Bitcoin Struggles to Break $65,000, Analysts Warn of Potential Drop Below $50,000 Amid Bearish Sentiment

June 9, 2026
Bitcoin Struggles to Break $65,000, Analysts Warn of Potential Drop Below $50,000 Amid Bearish Sentiment
  • Bitcoin is straining to push above $65,000, with a potential rally to roughly $72,000–$74,000 if bulls gain traction, while a test of $60,000 as support remains in focus after repeated rejections near $64,200.

  • Glassnode’s MVRV bands show Bitcoin trading below the lower valuation zone, with a deep-value magnet near $50,437 implying possible further downside.

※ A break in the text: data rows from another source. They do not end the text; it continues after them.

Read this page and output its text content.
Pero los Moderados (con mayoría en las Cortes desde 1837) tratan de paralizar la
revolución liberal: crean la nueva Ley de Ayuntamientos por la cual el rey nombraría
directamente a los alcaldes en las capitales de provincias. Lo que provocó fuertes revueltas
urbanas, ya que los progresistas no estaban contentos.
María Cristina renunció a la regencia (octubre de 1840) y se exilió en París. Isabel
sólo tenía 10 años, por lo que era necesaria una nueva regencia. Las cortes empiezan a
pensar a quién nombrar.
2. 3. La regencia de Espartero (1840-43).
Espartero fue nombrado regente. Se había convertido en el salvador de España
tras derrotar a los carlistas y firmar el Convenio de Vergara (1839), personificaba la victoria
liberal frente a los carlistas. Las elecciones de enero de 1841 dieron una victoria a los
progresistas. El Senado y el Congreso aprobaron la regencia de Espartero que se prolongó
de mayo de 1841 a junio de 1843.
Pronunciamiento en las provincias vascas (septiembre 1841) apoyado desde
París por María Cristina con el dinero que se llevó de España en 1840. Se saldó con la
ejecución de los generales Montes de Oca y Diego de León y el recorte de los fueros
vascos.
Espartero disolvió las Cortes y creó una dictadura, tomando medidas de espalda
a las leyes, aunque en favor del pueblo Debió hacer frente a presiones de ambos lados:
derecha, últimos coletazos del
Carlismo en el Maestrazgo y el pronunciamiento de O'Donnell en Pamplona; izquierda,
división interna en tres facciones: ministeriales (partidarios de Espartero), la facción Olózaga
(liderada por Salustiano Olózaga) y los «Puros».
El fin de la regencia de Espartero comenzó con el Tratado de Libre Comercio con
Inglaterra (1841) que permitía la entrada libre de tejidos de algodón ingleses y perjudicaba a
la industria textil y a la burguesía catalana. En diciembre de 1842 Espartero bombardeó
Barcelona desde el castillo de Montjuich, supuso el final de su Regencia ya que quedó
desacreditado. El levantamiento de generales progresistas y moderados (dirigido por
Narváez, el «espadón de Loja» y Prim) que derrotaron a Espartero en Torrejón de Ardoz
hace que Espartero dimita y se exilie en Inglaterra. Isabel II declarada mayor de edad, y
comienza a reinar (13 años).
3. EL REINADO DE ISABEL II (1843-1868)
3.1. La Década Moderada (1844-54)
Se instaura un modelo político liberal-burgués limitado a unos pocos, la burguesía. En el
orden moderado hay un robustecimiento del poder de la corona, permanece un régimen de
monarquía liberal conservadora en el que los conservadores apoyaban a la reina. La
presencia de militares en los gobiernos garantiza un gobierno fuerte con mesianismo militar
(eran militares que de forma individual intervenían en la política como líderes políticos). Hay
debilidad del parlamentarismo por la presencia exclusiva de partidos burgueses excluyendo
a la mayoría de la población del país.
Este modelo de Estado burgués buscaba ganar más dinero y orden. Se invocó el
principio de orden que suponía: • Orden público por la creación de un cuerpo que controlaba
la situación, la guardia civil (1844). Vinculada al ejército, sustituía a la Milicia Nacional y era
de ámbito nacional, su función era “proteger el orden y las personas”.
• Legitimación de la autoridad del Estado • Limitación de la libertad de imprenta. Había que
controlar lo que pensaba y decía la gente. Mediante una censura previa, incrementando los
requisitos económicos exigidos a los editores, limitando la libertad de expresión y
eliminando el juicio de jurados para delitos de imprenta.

  • A weekly bear-flag breakdown puts the 200-week moving average around $62,000 as a critical support; a close below this could open a path toward sub-$50,000 levels.

  • Rising ETF demand and a shift toward more institutional and corporate holders could help compress future drawdowns and reduce volatility.

  • Analysts cite recent outflows and macro headlines as drivers of bearish sentiment, with some attributing the move to broader structural factors like ETF withdrawals rather than a single sale.

  • Independent assessment suggests the market may be in a late-stage corrective or transitional phase, with near-term momentum bearish but valuation metrics moving toward accumulation.

  • Bottom catalysts could include de-escalation of geopolitical tensions and a potentially dovish shift from the Federal Reserve.

  • Experts caution that the bear market may not be over despite sizable prior declines, given ETF outflows, tight macro conditions, liquidity dynamics, and on-chain stress.

  • Analysts from CoinEx, DWF Labs, and B2PRIME Group contend the bottom is unlikely to be in under current macro and market conditions.

  • On-chain dynamics and altcoins, such as Hyperliquid’s HYPE, are seen as market-specific signals rather than Bitcoin-driven moves.

  • The ongoing death cross persists, a pattern historically preceding capitulation and further downside in past cycles, with other indicators signaling risk.